The Bilinear Transform

The formula for a general first-order (bilinear) conformal mapping of functions of a complex variable is conveniently expressed by [37, page 75]

$${(\zeta -\zeta _1)(\zeta _2-\zeta _3) \over (\zeta _2-\zeta _1)(\zeta -\zeta _3)} = {(z-z_1)(z_2-z_3) \over (z_2-z_1)(z-z_3)}.$$

It can be seen that choosing three specific points and their images determines the mapping for all $z$ and $\zeta$.

Bilinear transformations map circles and lines into circles and lines (lines being viewed as circles passing through the point at infinity).
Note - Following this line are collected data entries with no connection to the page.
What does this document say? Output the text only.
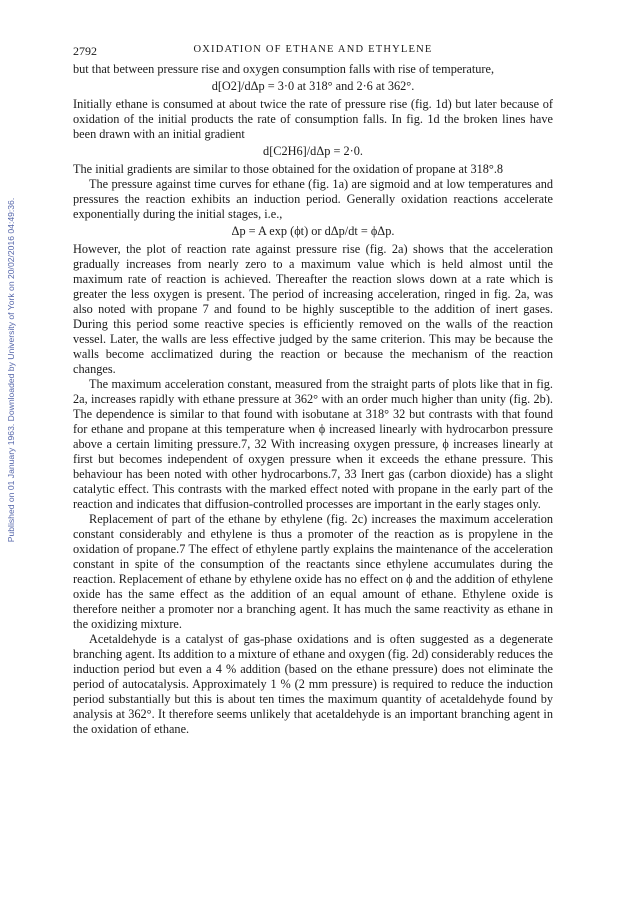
Published on 01 January 1963. Downloaded by University of York on 20/02/2016 04:49:36.
2792	OXIDATION OF ETHANE AND ETHYLENE

but that between pressure rise and oxygen consumption falls with rise of temperature,

d[O2]/dΔp = 3·0 at 318° and 2·6 at 362°.

Initially ethane is consumed at about twice the rate of pressure rise (fig. 1d) but later because of oxidation of the initial products the rate of consumption falls. In fig. 1d the broken lines have been drawn with an initial gradient

d[C2H6]/dΔp = 2·0.

The initial gradients are similar to those obtained for the oxidation of propane at 318°.8

The pressure against time curves for ethane (fig. 1a) are sigmoid and at low temperatures and pressures the reaction exhibits an induction period. Generally oxidation reactions accelerate exponentially during the initial stages, i.e.,

Δp = A exp (ϕt) or dΔp/dt = ϕΔp.

However, the plot of reaction rate against pressure rise (fig. 2a) shows that the acceleration gradually increases from nearly zero to a maximum value which is held almost until the maximum rate of reaction is achieved. Thereafter the reaction slows down at a rate which is greater the less oxygen is present. The period of increasing acceleration, ringed in fig. 2a, was also noted with propane 7 and found to be highly susceptible to the addition of inert gases. During this period some reactive species is efficiently removed on the walls of the reaction vessel. Later, the walls are less effective judged by the same criterion. This may be because the walls become acclimatized during the reaction or because the mechanism of the reaction changes.

The maximum acceleration constant, measured from the straight parts of plots like that in fig. 2a, increases rapidly with ethane pressure at 362° with an order much higher than unity (fig. 2b). The dependence is similar to that found with isobutane at 318° 32 but contrasts with that found for ethane and propane at this temperature when ϕ increased linearly with hydrocarbon pressure above a certain limiting pressure.7, 32 With increasing oxygen pressure, ϕ increases linearly at first but becomes independent of oxygen pressure when it exceeds the ethane pressure. This behaviour has been noted with other hydrocarbons.7, 33 Inert gas (carbon dioxide) has a slight catalytic effect. This contrasts with the marked effect noted with propane in the early part of the reaction and indicates that diffusion-controlled processes are important in the early stages only.

Replacement of part of the ethane by ethylene (fig. 2c) increases the maximum acceleration constant considerably and ethylene is thus a promoter of the reaction as is propylene in the oxidation of propane.7 The effect of ethylene partly explains the maintenance of the acceleration constant in spite of the consumption of the reactants since ethylene accumulates during the reaction. Replacement of ethane by ethylene oxide has no effect on ϕ and the addition of ethylene oxide has the same effect as the addition of an equal amount of ethane. Ethylene oxide is therefore neither a promoter nor a branching agent. It has much the same reactivity as ethane in the oxidizing mixture.

Acetaldehyde is a catalyst of gas-phase oxidations and is often suggested as a degenerate branching agent. Its addition to a mixture of ethane and oxygen (fig. 2d) considerably reduces the induction period but even a 4 % addition (based on the ethane pressure) does not eliminate the period of autocatalysis. Approximately 1 % (2 mm pressure) is required to reduce the induction period substantially but this is about ten times the maximum quantity of acetaldehyde found by analysis at 362°. It therefore seems unlikely that acetaldehyde is an important branching agent in the oxidation of ethane.
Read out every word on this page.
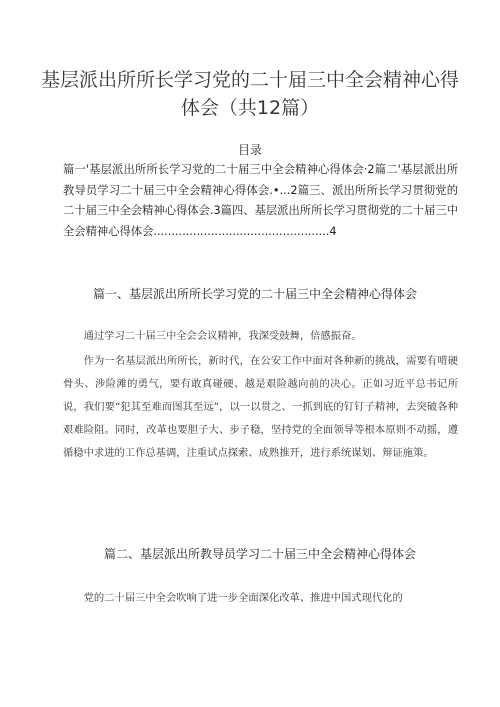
基层派出所所长学习党的二十届三中全会精神心得体会（共12篇）
目录
篇一'基层派出所所长学习党的二十届三中全会精神心得体会·2篇二'基层派出所教导员学习二十届三中全会精神心得体会.•...2篇三、派出所所长学习贯彻党的二十届三中全会精神心得体会.3篇四、基层派出所所长学习贯彻党的二十届三中全会精神心得体会.................................................4
篇一、基层派出所所长学习党的二十届三中全会精神心得体会

通过学习二十届三中全会会议精神，我深受鼓舞，倍感振奋。

作为一名基层派出所所长，新时代，在公安工作中面对各种新的挑战，需要有啃硬骨头、涉险滩的勇气，要有敢真碰硬、越是艰险越向前的决心。正如习近平总书记所说，我们要“犯其至难而图其至远”，以一以贯之、一抓到底的钉钉子精神，去突破各种艰难险阻。同时，改革也要胆子大、步子稳，坚持党的全面领导等根本原则不动摇，遵循稳中求进的工作总基调，注重试点探索、成熟推开，进行系统谋划、辩证施策。

篇二、基层派出所教导员学习二十届三中全会精神心得体会

党的二十届三中全会吹响了进一步全面深化改革、推进中国式现代化的
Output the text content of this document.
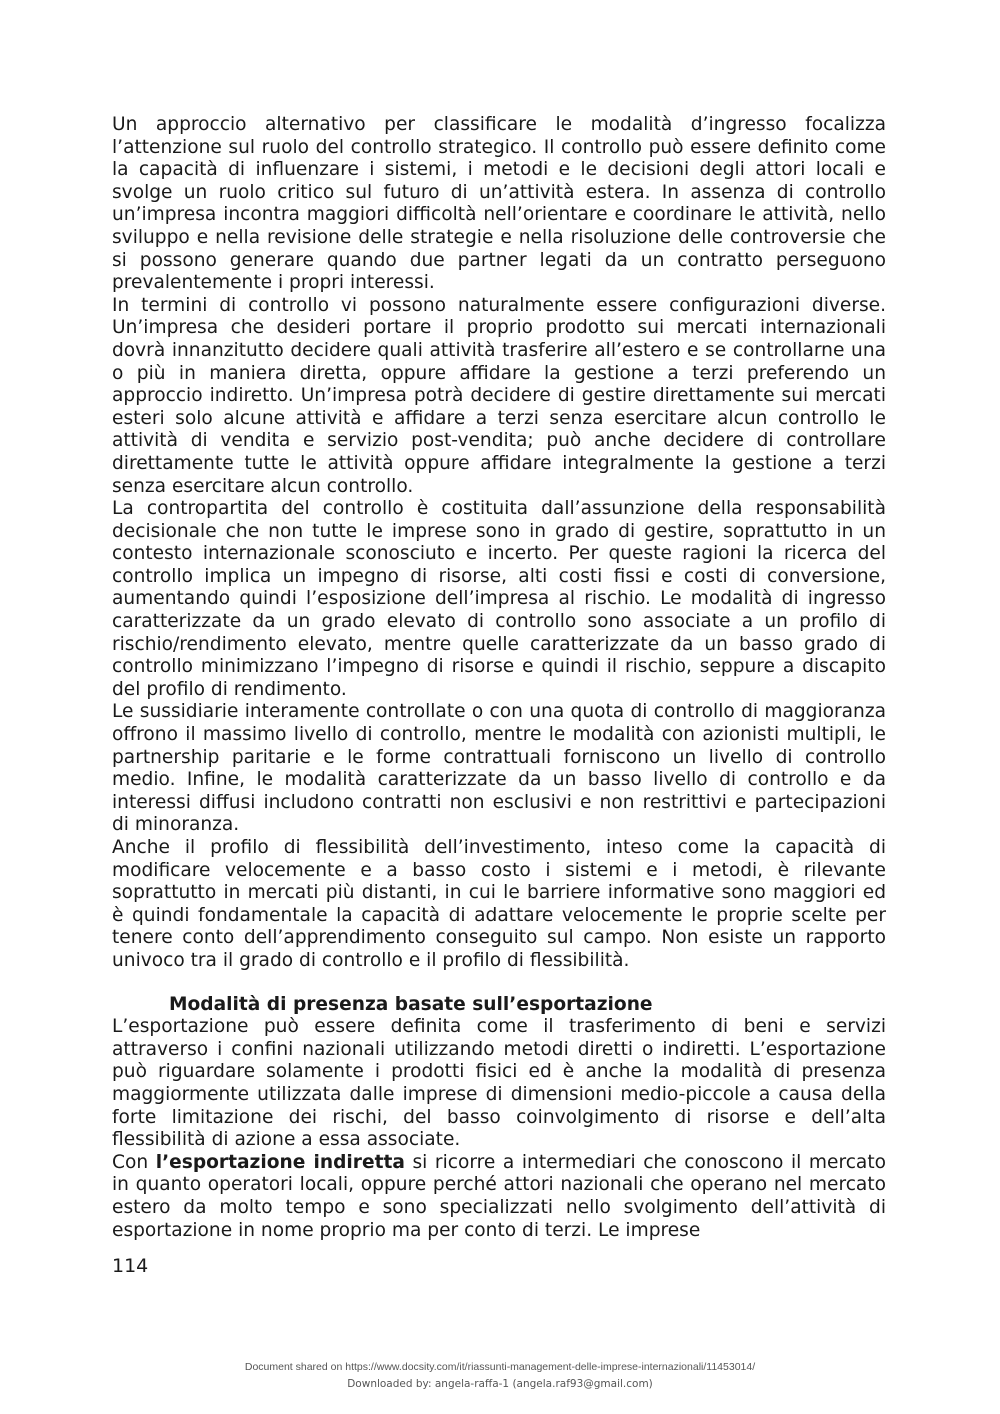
Un approccio alternativo per classificare le modalità d’ingresso focalizza l’attenzione sul ruolo del controllo strategico. Il controllo può essere definito come la capacità di influenzare i sistemi, i metodi e le decisioni degli attori locali e svolge un ruolo critico sul futuro di un’attività estera. In assenza di controllo un’impresa incontra maggiori difficoltà nell’orientare e coordinare le attività, nello sviluppo e nella revisione delle strategie e nella risoluzione delle controversie che si possono generare quando due partner legati da un contratto perseguono prevalentemente i propri interessi.

In termini di controllo vi possono naturalmente essere configurazioni diverse. Un’impresa che desideri portare il proprio prodotto sui mercati internazionali dovrà innanzitutto decidere quali attività trasferire all’estero e se controllarne una o più in maniera diretta, oppure affidare la gestione a terzi preferendo un approccio indiretto. Un’impresa potrà decidere di gestire direttamente sui mercati esteri solo alcune attività e affidare a terzi senza esercitare alcun controllo le attività di vendita e servizio post-vendita; può anche decidere di controllare direttamente tutte le attività oppure affidare integralmente la gestione a terzi senza esercitare alcun controllo.

La contropartita del controllo è costituita dall’assunzione della responsabilità decisionale che non tutte le imprese sono in grado di gestire, soprattutto in un contesto internazionale sconosciuto e incerto. Per queste ragioni la ricerca del controllo implica un impegno di risorse, alti costi fissi e costi di conversione, aumentando quindi l’esposizione dell’impresa al rischio. Le modalità di ingresso caratterizzate da un grado elevato di controllo sono associate a un profilo di rischio/rendimento elevato, mentre quelle caratterizzate da un basso grado di controllo minimizzano l’impegno di risorse e quindi il rischio, seppure a discapito del profilo di rendimento.

Le sussidiarie interamente controllate o con una quota di controllo di maggioranza offrono il massimo livello di controllo, mentre le modalità con azionisti multipli, le partnership paritarie e le forme contrattuali forniscono un livello di controllo medio. Infine, le modalità caratterizzate da un basso livello di controllo e da interessi diffusi includono contratti non esclusivi e non restrittivi e partecipazioni di minoranza.

Anche il profilo di flessibilità dell’investimento, inteso come la capacità di modificare velocemente e a basso costo i sistemi e i metodi, è rilevante soprattutto in mercati più distanti, in cui le barriere informative sono maggiori ed è quindi fondamentale la capacità di adattare velocemente le proprie scelte per tenere conto dell’apprendimento conseguito sul campo. Non esiste un rapporto univoco tra il grado di controllo e il profilo di flessibilità.

Modalità di presenza basate sull’esportazione

L’esportazione può essere definita come il trasferimento di beni e servizi attraverso i confini nazionali utilizzando metodi diretti o indiretti. L’esportazione può riguardare solamente i prodotti fisici ed è anche la modalità di presenza maggiormente utilizzata dalle imprese di dimensioni medio-piccole a causa della forte limitazione dei rischi, del basso coinvolgimento di risorse e dell’alta flessibilità di azione a essa associate.

Con l’esportazione indiretta si ricorre a intermediari che conoscono il mercato in quanto operatori locali, oppure perché attori nazionali che operano nel mercato estero da molto tempo e sono specializzati nello svolgimento dell’attività di esportazione in nome proprio ma per conto di terzi. Le imprese

114
Document shared on https://www.docsity.com/it/riassunti-management-delle-imprese-internazionali/11453014/
Downloaded by: angela-raffa-1 (angela.raf93@gmail.com)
In digital audio, where both domains are ``$z$ planes,'' we normally want to map the unit circle to itself, with dc mapping to dc ( $z_1=\zeta _1=1$) and half the sampling rate mapping to half the sampling rate ( $z_2=\zeta _2=-1$). Making these substitutions in (E.6) leaves us with transformations of the form

$$z= {\cal A}_{\rho }(\zeta ) = {\zeta + \rho \over 1 + \zeta \rho } , \qquad \rho = {\zeta _3 - z_3 \over 1 - z_3\zeta _3}.$$

The constant $\rho$ provides one remaining degree of freedom which can be used to map any particular frequency $\omega$ (corresponding to the point $e^{j\omega }$ on the unit circle) to a new location $a(\omega )$. All other frequencies will be warped accordingly. The allpass coefficient $\rho$ can be written in terms of these frequencies as

$$\rho = {\sin\{[a(\omega )-\omega ]/2\} \over \sin\{[a(\omega )+\omega ]/2\} },$$

In this form, it is clear that $\rho$ is real and that the inverse of ${\cal A}_{\rho }$ is ${\cal A}_{-\rho }$. Also, since $0\leq\{\omega ,a(\omega )\}\leq\pi$, and $a(\omega )\geq\omega$ for a Bark map, we have $\rho \in[0,1)$ for a Bark map from the $z$ plane to the $\zeta$ plane.